Many a time, before such outings, I would give myself a stern talking-to. Don't overeat. Savor the food. Don't feel compelled to eat anything out of politeness. All for naught. 

I stumbled across this quote by Antoine de Saint-Exupery: 

A goal without a plan is just a wish.

I didn't get to this point in the Bulge Battle by wishful thinking; I had a system of attack. I to plot a clear guideline. 

I winnowed it down to two main tactics: 

1. Chew SLOWLY and THOROUGHLY. Chewing slowly means that 

  (a) I have to daintily put down my flatware between bites;

  (b) My stomach has the necessary minutes to register food; and

  (c) I can stretch my portion all the way to the next course, leaving little time for further sins. 

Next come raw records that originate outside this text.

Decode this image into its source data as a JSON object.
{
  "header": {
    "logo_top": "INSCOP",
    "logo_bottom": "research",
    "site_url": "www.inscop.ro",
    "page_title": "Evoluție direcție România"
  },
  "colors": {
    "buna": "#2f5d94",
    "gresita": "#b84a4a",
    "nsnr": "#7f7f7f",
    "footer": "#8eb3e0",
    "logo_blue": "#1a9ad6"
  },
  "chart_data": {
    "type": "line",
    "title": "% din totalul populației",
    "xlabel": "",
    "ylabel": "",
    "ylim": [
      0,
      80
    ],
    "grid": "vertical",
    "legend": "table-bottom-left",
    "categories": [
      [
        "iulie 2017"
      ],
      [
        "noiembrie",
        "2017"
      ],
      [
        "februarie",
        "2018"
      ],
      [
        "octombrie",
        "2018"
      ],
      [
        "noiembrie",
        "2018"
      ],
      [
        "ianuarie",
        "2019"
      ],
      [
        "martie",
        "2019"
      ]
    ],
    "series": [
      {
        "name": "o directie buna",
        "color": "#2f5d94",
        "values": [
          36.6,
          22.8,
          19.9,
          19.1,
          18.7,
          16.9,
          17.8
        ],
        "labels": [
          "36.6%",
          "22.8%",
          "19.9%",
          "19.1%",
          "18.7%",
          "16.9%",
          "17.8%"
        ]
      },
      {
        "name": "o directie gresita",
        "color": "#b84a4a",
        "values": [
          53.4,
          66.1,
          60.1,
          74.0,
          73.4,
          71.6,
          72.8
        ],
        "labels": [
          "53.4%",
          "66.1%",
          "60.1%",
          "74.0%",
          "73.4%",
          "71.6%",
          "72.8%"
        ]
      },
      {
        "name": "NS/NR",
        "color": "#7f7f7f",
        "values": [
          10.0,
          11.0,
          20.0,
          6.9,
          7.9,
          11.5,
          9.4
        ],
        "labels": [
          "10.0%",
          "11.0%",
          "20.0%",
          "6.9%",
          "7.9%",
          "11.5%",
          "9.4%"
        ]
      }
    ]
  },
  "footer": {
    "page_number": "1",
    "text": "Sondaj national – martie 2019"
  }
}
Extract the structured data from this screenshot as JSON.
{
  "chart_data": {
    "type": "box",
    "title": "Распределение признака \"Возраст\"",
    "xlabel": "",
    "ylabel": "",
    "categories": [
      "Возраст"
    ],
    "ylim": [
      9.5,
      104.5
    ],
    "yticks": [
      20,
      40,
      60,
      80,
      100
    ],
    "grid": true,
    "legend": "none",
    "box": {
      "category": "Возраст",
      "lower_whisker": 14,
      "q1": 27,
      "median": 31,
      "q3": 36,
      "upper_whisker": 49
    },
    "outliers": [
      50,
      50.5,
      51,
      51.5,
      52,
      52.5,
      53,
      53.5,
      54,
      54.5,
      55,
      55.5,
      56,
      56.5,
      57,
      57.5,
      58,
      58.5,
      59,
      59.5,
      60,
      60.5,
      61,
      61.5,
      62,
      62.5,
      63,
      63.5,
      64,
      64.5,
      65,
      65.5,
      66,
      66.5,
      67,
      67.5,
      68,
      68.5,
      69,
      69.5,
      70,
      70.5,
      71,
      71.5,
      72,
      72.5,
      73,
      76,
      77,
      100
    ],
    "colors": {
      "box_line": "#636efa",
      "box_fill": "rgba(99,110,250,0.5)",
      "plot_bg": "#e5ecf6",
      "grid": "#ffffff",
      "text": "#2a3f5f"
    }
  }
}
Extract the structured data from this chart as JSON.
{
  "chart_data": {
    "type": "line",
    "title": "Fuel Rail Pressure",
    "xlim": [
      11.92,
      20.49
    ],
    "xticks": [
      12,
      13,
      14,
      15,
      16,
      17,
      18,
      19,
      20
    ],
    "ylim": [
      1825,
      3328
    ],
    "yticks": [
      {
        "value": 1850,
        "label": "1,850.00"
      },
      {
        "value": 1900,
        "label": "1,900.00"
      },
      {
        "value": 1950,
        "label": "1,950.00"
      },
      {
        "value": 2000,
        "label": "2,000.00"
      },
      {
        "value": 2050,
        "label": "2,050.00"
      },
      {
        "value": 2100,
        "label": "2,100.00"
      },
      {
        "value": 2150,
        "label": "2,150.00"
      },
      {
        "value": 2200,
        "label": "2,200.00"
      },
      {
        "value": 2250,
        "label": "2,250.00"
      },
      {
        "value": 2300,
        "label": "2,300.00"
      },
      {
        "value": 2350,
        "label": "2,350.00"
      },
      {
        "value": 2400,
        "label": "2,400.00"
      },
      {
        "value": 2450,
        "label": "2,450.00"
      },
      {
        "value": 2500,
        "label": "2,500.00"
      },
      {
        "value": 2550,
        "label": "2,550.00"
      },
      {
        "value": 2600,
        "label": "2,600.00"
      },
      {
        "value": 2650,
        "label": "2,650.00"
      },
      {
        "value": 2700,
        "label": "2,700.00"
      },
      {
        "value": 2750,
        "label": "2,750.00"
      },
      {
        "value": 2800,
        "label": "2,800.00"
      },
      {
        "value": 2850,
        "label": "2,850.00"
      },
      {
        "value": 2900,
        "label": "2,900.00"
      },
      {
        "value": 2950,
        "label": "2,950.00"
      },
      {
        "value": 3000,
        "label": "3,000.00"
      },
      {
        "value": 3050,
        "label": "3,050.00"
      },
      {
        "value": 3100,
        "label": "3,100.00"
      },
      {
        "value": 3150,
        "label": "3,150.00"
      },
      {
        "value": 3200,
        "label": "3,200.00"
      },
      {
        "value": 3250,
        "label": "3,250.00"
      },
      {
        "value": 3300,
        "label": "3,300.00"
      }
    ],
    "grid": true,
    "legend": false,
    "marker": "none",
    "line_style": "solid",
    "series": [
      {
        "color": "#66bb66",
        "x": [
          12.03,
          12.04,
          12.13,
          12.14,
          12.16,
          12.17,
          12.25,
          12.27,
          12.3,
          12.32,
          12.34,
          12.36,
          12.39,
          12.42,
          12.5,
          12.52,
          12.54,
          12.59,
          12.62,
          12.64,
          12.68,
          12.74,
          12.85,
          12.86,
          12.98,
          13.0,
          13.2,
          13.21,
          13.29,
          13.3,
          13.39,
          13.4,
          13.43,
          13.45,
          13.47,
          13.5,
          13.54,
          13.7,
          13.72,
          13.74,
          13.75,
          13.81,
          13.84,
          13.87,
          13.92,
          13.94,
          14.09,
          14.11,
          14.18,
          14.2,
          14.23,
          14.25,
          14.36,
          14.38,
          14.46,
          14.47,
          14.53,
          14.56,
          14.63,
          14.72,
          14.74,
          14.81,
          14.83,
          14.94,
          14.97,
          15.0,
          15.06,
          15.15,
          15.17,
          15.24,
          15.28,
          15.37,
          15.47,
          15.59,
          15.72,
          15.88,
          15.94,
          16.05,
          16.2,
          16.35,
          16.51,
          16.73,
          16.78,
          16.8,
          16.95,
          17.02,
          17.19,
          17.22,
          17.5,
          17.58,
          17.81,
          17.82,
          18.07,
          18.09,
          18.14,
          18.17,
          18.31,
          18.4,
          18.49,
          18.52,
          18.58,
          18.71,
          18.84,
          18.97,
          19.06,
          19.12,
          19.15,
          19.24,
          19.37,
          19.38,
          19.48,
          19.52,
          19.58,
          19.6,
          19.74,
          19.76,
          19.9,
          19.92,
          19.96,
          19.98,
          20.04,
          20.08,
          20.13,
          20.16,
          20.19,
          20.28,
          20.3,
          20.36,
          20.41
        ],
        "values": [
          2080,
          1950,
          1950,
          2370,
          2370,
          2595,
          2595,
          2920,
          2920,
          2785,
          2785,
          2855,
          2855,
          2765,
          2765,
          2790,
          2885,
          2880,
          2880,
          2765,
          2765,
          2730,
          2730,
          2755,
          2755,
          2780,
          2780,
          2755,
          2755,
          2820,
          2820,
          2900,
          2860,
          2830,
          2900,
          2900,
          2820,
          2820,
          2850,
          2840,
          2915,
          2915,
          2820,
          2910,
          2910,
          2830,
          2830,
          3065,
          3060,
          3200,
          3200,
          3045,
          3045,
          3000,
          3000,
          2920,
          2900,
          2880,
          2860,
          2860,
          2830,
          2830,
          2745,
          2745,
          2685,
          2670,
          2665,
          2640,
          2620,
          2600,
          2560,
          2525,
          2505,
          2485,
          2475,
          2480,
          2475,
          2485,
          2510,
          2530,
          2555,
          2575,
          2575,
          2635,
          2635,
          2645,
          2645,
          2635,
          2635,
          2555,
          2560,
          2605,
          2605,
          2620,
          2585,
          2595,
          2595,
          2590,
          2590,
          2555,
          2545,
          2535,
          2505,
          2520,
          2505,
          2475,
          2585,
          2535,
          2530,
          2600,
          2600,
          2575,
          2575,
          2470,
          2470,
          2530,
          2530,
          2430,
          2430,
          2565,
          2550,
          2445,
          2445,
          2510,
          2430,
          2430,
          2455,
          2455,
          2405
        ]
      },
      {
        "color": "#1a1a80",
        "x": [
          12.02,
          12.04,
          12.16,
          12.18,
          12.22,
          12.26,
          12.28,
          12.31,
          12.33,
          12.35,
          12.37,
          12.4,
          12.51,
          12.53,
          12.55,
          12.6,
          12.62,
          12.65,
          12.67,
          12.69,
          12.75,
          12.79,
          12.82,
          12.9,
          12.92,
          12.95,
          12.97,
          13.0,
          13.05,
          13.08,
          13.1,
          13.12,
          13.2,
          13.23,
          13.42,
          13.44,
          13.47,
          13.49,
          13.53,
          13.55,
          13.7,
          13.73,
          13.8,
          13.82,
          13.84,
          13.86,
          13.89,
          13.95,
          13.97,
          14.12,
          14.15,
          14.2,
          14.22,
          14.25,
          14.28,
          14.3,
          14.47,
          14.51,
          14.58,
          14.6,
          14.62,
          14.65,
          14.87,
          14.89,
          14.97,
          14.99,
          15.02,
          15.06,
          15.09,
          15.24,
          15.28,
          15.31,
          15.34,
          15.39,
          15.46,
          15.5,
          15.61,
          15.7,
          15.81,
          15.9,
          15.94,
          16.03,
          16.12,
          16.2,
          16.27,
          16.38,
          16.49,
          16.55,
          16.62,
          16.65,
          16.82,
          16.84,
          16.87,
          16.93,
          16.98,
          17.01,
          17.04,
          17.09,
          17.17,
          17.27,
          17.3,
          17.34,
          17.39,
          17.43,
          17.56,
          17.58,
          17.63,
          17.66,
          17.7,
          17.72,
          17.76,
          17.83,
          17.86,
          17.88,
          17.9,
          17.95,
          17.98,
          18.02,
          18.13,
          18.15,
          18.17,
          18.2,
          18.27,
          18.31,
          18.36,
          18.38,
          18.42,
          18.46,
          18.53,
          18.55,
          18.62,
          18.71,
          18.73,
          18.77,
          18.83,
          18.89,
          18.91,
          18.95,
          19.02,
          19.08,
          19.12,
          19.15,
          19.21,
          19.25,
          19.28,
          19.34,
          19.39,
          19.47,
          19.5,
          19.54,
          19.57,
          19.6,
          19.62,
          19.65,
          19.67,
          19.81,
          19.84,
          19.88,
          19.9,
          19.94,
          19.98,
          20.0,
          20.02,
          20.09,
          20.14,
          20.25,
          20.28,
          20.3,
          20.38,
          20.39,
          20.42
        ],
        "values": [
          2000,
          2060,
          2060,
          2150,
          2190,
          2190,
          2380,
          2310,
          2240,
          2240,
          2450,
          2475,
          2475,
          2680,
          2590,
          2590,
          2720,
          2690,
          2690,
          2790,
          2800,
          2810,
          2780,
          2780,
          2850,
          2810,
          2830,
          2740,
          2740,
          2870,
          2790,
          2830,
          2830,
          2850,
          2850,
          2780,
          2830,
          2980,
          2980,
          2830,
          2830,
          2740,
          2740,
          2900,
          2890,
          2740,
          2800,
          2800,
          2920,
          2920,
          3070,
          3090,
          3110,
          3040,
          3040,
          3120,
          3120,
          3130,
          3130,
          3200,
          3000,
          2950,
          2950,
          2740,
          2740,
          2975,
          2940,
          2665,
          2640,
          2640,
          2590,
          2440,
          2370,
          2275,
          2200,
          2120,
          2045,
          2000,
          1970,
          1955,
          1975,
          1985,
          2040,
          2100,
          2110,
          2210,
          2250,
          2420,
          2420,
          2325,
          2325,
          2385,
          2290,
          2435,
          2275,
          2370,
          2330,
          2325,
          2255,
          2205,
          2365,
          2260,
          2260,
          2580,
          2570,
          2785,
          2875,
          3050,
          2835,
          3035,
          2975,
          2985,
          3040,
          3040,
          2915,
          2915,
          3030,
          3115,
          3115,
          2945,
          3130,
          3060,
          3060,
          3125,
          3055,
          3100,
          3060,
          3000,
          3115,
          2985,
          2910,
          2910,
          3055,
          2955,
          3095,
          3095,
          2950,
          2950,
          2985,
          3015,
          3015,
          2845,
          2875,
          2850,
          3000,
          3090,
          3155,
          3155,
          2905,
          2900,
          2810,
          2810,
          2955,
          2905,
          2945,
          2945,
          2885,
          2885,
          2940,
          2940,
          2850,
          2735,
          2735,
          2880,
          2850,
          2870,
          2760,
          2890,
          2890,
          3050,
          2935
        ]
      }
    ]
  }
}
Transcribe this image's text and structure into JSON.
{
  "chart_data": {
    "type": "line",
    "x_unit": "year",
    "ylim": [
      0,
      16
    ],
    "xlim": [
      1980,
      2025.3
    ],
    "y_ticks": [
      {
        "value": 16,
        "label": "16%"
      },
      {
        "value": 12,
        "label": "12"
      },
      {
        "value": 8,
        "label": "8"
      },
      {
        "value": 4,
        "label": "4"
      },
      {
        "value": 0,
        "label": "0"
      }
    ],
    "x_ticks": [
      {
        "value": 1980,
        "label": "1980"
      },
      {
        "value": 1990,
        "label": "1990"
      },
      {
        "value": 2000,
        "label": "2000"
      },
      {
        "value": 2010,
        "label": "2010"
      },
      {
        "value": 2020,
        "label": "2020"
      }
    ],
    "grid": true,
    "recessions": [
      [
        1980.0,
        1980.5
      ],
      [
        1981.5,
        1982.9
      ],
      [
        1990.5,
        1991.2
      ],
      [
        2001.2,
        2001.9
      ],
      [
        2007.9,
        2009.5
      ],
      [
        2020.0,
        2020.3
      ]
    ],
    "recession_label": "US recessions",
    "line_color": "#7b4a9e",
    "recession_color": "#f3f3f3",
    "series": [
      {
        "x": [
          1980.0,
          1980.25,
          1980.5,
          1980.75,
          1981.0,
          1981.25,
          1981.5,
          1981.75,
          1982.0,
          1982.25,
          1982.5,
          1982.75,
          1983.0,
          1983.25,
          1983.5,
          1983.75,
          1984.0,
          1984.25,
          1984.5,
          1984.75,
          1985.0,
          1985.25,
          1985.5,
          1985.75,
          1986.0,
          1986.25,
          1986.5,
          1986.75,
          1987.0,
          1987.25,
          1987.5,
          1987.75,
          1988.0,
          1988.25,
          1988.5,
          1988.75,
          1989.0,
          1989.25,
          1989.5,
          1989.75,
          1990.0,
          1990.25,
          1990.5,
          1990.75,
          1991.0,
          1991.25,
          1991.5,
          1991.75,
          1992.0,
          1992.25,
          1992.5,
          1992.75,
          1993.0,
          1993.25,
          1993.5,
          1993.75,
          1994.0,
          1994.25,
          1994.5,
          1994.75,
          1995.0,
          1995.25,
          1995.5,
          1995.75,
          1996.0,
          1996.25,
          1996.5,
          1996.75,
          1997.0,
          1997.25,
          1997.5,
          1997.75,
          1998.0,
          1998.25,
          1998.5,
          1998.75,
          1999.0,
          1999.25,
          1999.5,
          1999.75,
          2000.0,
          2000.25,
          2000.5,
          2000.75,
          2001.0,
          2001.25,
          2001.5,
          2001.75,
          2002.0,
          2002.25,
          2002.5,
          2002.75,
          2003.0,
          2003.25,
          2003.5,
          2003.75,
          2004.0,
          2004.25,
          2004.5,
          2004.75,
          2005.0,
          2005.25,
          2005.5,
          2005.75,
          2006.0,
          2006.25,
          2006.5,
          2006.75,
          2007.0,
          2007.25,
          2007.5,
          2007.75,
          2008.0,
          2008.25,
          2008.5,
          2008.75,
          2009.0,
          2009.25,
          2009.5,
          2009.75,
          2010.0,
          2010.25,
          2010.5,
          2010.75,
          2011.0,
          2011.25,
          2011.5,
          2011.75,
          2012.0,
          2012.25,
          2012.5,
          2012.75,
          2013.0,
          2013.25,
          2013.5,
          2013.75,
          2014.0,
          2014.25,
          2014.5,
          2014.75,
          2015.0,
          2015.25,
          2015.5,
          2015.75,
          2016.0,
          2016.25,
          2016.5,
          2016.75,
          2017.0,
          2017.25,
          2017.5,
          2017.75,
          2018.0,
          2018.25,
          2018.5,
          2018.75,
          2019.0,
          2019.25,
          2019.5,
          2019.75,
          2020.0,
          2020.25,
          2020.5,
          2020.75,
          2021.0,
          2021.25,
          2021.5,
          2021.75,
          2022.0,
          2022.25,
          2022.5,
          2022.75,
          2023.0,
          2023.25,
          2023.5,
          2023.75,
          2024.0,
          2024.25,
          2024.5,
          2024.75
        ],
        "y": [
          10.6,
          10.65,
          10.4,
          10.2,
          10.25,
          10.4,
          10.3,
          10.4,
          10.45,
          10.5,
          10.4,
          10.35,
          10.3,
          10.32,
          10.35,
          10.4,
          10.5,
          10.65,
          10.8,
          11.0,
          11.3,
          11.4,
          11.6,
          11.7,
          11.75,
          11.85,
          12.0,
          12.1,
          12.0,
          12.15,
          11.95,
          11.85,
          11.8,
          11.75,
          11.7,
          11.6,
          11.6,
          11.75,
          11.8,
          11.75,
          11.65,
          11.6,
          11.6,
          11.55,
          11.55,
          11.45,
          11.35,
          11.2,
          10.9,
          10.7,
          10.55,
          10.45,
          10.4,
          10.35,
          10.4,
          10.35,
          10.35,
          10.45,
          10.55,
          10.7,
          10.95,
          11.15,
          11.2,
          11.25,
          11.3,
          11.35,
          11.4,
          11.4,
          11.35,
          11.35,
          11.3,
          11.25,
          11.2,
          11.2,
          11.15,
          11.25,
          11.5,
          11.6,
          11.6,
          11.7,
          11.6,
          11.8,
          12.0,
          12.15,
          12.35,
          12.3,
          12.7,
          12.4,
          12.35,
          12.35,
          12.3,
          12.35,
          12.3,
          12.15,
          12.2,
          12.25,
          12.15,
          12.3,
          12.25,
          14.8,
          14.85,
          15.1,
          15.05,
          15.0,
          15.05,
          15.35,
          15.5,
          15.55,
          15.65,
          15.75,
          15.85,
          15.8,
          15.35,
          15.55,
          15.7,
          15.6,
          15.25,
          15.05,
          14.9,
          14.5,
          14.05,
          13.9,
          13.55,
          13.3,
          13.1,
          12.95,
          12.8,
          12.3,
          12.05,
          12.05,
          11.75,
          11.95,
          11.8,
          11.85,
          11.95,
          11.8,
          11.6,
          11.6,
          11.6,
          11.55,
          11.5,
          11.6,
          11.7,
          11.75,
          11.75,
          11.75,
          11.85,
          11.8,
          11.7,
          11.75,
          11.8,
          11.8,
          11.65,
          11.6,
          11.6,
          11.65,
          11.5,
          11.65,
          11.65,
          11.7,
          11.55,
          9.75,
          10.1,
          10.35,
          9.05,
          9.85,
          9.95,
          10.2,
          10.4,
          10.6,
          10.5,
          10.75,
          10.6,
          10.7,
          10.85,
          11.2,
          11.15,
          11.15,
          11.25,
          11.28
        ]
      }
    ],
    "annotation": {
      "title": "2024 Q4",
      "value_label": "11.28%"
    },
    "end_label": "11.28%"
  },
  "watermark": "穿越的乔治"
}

2. No seconds. NO SECONDS. No matter what. Even if it's salad. Even if it's vegetables. Make up the plate and THAT IS IT.

Marching along to my hosts, I chanted to myself: Chew slowly, no seconds. Chew slowly, no seconds. Chew slowly, no seconds. 

I chewed slowly. I took no seconds. I sailed home triumphant, having relished my appetizer, main, and dessert, while my boch was only slightly stretched. I felt civilized again just a few hours later. 


Mr. Cohen said...

Are Israeli Jewish girls really thinner than American Jewish girls?
Or is it just a myth?

In my humble opinion, which could be wrong, American culture promotes obesity.
Am I correct about that?

PS: * * * *

Daniel Saunders said...

I'm also trying to chew more, although not for weight-loss reasons (I'm happy with my weight). More about changing my attitude to life, slowing down and living in the moment, not rushing off to do other things.

(Would you believe the CAPTCHA identity confirmation just asked me to select images of food? Somehow I missed one (the pictures are too small!) and had to try again, selecting trains instead. Trains are less fattening then food.)

Princess Lea said...

DS: Oh, yeah, that too. Plus I want my food to last longer.